Washington court to decide piece-rate pay issue

The Temple of Justice in Olympia, Wash. The state Supreme Court will decide whether farmworkers should remain exempt from overtime pay rules. 

For once, the Washington Farm Bureau isn’t sure what to say about a new rule proposed by a state agency.

The Department of Labor and Industries plans to make more workers eligible for overtime pay. Agricultural employers could be affected, depending on how the state Supreme Court decides a lawsuit, Martinez-Cuevas v. DeRuyter Brothers Dairy.

The lawsuit challenges agriculture’s exemption from paying time-and-a-half for hours worked beyond 40 in a week. The exemption applies to farm managers, as well as field workers. The court will hear the case Oct. 24. The comment period for L&I’s proposal closes Sept. 6.

“It puts us in a pickle,” Washington Farm Bureau associate director of government relations Bre Elsey said. “If we knew we were going to lose the DeRuyter case, we’d be in vocal opposition.”

The rule will dictate who can and who can’t be paid a flat salary, regardless of hours worked. Currently, Washington follows the federal standard. A salaried worker must be paid at least $455 a week, or $23,660 a year.

The Trump administration has proposed raising the threshold to $35,308 a year. L&I proposes to go higher and set the threshold at 2.5 times the state’s minimum wage. Employers must follow the law most favorable to workers.

The increase would be phased in over six years. By 2026, L&I projects that anyone paid less than $79,872 a year — $1,536 a week — would have to be paid for overtime. The threshold would rise annually with inflation.

The overtime requirement would apply to part owners, if they own less than 20% of the business.

“It’s an overreach, and we’re opposed to it,” Washington State Dairy Federation labor policy analyst Scott Dilley said. “This is going to have a tremendous impact on all industries.”

L&I has projected the new threshold would affect 250,000 workers by 2026. But the agency says it doesn’t have enough information to make some projections.

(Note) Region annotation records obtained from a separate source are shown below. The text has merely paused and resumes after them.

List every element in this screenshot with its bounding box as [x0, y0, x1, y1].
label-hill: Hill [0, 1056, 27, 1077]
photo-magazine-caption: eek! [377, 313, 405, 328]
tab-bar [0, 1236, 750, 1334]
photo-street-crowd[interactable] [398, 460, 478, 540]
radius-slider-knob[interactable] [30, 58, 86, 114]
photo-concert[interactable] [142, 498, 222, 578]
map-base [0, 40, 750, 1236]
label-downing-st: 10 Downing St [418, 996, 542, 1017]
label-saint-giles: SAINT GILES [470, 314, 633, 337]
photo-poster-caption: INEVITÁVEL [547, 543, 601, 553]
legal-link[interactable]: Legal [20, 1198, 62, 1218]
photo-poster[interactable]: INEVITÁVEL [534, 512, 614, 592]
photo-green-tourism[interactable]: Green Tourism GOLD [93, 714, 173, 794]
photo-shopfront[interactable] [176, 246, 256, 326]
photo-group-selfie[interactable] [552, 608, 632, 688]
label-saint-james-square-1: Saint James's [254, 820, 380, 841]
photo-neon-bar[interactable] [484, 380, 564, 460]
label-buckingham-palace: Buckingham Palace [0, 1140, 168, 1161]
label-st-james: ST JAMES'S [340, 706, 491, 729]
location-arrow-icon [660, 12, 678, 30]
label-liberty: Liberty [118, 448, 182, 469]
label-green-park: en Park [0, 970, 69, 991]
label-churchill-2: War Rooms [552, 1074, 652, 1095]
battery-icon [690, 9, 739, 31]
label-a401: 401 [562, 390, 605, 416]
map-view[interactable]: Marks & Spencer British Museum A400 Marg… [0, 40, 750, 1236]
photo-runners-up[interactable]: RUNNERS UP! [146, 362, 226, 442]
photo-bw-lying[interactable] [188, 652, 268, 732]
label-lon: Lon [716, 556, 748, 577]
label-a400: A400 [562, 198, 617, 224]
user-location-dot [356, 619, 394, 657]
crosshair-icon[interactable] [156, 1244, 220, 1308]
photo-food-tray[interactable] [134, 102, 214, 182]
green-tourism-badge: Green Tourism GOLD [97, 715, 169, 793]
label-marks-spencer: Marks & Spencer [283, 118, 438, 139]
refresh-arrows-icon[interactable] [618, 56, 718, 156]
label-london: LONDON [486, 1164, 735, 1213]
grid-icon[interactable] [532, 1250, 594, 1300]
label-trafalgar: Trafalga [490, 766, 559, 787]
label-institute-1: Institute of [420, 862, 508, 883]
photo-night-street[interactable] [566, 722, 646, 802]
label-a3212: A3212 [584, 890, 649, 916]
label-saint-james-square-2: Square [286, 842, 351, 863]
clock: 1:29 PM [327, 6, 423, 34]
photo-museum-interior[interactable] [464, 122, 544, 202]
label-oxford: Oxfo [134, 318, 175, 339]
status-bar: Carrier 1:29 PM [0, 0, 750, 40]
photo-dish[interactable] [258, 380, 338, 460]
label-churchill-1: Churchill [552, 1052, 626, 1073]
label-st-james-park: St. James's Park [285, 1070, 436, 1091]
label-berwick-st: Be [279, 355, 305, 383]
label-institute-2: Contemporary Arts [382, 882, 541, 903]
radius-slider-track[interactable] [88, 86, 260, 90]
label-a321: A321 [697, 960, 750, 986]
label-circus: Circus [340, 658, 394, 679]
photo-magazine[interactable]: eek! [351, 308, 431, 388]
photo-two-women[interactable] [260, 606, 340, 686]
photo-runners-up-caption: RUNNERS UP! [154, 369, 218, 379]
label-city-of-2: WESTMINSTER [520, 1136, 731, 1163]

“Some small businesses may face higher costs because of this rule making, but there is no data indicating the magnitude of this cost,” according to an agency economic analysis.

According to L&I, the overtime rule has two purposes: protect employees from being overworked and encourage employers to hire more workers.

L&I said it doesn’t know of any studies to indicate how employers will respond. Some may eliminate overtime and may hire more workers, but some may “spread the work to existing employees to replace the lost hours,” according to the analysis.

“Because of the lack of data, L&I cannot estimate how many jobs will be created due to the proposed rule,” the analysis states.

Elsey and Dilley said it’s unknown how many agricultural employees could be affected.

In analyzing the rule, L&I put agriculture, forestry, fishing and hunting into one category. The agency reported that 7,208 businesses in that category employed 122,097 workers and that 165 would be affected by the rule.

“I think that’s low,” Dilley said. “Farms are going to want to look at the rules and make sure they’re following the exemptions.”

Besides a certain income, workers must have professional, administrative or management duties to be exempt from overtime pay. Executives must directly supervise at least two other full-time employees.

L&I says the current threshold is out-of-date and unfair to workers.

The Obama administration proposed in 2014 doubling the threshold and adjusting annually for inflation. The rule was struck down by a federal judge.

The Washington Farm Bureau and Washington State Dairy Federation have intervened in the lawsuit against DeRuyter Brothers Dairy, a Yakima County farm. The two farm groups say eliminating the agricultural overtime exemption would cost producers millions of dollars.